Scotland is depicted as both geographically and culturally different to England. The soldiers’ descriptions of the landscape, poetic and precise, contrast the mountains and snow with the flat and warmth of England. Their desire to integrate – seduce local girls -  is thwarted by a language barrier. The English commander Siwald, a warrior who looks for peace, is disgusted by King Malcolm because he does not understand the nuance of clan rivalry.  What appears to him as decadence is merely a way to avoid violence. Malcolm’s strategy, of being too ineffectual to attract envy or threat, is familiar to anyone who has caught the 38 bus across Glasgow on a Saturday night. The relentless English insistence on honesty and reason leads to the resumption of a civil war. The message is clear: the two nations do things differently, and England’s presence is a disaster.

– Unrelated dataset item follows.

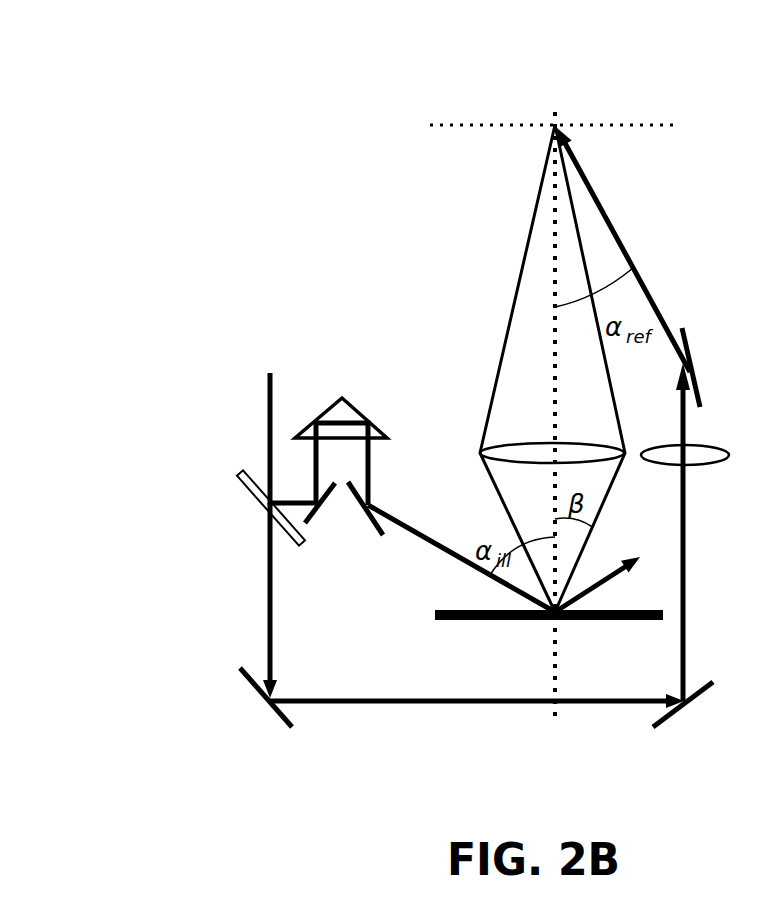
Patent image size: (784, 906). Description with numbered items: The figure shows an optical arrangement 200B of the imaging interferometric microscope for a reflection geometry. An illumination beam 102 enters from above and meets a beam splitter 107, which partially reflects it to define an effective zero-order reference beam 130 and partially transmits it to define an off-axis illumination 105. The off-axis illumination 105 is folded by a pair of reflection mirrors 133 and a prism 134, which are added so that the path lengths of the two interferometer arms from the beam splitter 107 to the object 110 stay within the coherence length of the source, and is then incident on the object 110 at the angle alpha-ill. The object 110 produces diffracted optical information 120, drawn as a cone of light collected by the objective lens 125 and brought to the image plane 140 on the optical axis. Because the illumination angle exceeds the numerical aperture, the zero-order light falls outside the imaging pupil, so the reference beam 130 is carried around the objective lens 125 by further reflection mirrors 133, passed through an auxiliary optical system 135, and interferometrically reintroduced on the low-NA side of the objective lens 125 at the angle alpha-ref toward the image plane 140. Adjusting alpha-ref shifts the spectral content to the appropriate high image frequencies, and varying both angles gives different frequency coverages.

Greig is quite obviously more sympathetic to the moderate, and dishonest, characters. Malcolm, and Siward’s assistant, have different moral compasses, and this allows them to survive in the chaos. Like heroes from a Grahame Green novel, they lack the sort of intensity that makes them tragic, yet they do less harm. When Greig moves Siwald and Lady Macbeth to their dramatic finale, the echoes of Greek tragedy insist on the consistent message of Sophocles: it is better to small than great.

If Macbeth is an obvious source, Greig is dealing with more ancient plays: the tragic ending brilliantly recalls Virgil’s Aeneid IV, as Lady Macbeth’s appeal to future generations echoes Dido’s curse on Aeneas. For Virgil, this explained the violent enmity between the Carthaginians and the Romans: here, Greig mythologizes the Anglo-Scottish bitterness. And like Virgil, Greig recognises the importance of the poet in defining a nation.

That Greig avoids the obvious – Malcolm is no English stooge, and Lady Macbeth is not stripped of her malevolent majesty – and pictures a complex nation, prone to self-harm and proud. Not naive enough to see nationhood as simple, nor willing to relinquish a common humanist compassion, Greig rescues nationalism from the politicians that Gareth K Vile despises.